複雑・ファジー小説

Re: 超能力者の落ちこぼれ(参照1000突破感謝!) ( No.115 )
日時: 2015/05/06 23:55
名前: ユッケ (ID: bG4Eh4U7)

第四章
■天使の園■





これは、僕達が東雲先輩から聞いた凛人さんの話だ。

東雲家に拾われ、能力犯罪特務捜査官になって、先輩と結婚するまでの話……。














—————10年前—————

凛人10歳の頃……。

孤児院【天使の園】



山の中にひっそりと佇む白い教会からは子供達の元気な声が聞こえてくる。建物は二つ、祈りを捧げる礼拝堂と、身寄りの無い子供達が暮らす家【天使の園】に分かれている。

そこには10名ほどの身寄りの無い子供達が暮らしていて、凛人…才葉 凛人(サイバ リヒト)も天使の園で暮らす男の子だった。

「ん…しょっと! うわ、でっかいジャガイモだ」

天使の園裏側にある農園で、凛人は野菜を収穫していた。ジャガイモやニンジン、タマネギ、ナス、レタスなど多数の野菜を育てて自給自足の役に立てている。

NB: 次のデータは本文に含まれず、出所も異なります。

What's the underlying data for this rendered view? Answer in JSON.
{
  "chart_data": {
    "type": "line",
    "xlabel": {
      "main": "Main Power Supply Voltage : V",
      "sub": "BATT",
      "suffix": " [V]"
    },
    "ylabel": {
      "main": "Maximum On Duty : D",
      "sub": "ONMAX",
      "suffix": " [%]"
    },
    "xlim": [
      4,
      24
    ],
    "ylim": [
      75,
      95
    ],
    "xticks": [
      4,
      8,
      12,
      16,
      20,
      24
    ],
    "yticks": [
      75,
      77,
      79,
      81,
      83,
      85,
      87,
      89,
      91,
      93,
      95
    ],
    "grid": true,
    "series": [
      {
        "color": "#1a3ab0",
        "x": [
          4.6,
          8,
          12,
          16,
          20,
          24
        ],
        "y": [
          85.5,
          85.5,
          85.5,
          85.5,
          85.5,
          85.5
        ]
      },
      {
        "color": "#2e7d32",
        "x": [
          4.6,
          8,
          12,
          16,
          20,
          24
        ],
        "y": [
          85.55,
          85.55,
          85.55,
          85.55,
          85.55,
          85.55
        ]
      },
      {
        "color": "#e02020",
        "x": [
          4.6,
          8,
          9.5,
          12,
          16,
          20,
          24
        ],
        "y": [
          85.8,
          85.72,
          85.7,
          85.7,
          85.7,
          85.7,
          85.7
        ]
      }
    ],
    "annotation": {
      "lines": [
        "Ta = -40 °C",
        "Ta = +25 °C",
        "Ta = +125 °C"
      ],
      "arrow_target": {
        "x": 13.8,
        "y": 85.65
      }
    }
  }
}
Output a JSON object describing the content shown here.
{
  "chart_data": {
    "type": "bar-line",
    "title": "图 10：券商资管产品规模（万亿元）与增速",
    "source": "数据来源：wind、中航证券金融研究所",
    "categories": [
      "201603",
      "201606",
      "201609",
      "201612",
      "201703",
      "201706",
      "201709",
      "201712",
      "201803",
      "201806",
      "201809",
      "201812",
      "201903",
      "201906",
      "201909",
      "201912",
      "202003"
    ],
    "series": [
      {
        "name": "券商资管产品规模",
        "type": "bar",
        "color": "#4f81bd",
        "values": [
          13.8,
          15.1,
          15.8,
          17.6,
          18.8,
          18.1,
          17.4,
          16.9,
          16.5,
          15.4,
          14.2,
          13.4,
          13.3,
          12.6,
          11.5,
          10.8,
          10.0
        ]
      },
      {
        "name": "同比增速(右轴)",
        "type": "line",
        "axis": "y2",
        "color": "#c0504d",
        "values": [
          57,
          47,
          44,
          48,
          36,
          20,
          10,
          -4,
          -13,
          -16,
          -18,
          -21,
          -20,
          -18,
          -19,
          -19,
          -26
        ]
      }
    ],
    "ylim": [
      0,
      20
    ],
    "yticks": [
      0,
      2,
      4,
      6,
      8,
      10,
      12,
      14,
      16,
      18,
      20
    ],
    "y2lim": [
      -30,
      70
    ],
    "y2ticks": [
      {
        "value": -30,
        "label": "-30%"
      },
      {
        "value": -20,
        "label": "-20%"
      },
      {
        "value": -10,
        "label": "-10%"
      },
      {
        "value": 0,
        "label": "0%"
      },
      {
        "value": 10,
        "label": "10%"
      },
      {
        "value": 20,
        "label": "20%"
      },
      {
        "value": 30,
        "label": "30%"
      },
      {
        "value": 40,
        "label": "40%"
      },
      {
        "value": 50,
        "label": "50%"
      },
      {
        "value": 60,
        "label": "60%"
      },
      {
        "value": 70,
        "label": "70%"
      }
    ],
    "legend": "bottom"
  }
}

孤児院に集まる善意のお金は確かにあるが、子供達がその日を暮らしていく為には少しでも切り詰めなければいけなかった。

「凛人、私も一緒にお野菜の収穫手伝うね」

「うん、一緒に収穫しよう」

手伝いを申し出たその少女は橘 空(タチバナ ソラ)。

年齢は10歳、同い年ゆえに凛人とはとても仲の良い女の子である。天使の園の同居者は凛人と空が一番の年長者で、二人はよく協力し年下の子達の面倒を見ている。

「二人とも偉いね、収穫してくれているのかい」

「「園長先生!」」

眼鏡に少しばかりの白いあごひげが特徴のこの男性が、天使の園の園長、澄由 誠太郎(スミヨシ セイタロウ)である。

「今日は日差しが強いからね、日陰で休みながら作業するんだよ」

「「はーい!」」

とても優しく、子供達の為にその人生を捧げている。

いつだったか、天使の園の礼拝堂前に赤ん坊が捨てられていた……今もこの園にいるその少女の名前は式宮 アリス(シキミヤ アリス)。

誠太郎が彼女を拾った時、彼女は酷く衰弱しており、3日3晩寝ずに懸命の看病をした。山から病院は遠く、お金も無い……だが誠太郎には少しばかりの医学、栄養学の知識があり、そのかいあってか彼女は命を取り留めた。

彼は身寄りの無い子供達を、とても懸命に守り、育てているのだ。

「凛人、私ね、大きくなったら園長先生みたいに身寄りの無い子供達を助ける仕事がしたい」

「そうか……俺は、皆が家族と暮らせる世の中を作りたい。…能力開発なんて無くなっちゃえばいいのにな」

天使の園で暮らしている子供達は皆が無能力者で、捨てられた原因がそこにあると考えている子達も多い。

才能、能力、求められる者と捨てられる者、能力発現の精度は2年前から上がった。確かに上がったのだが、そこにまだ平等はなく、10年後の未来にも同じような状況が生まれている。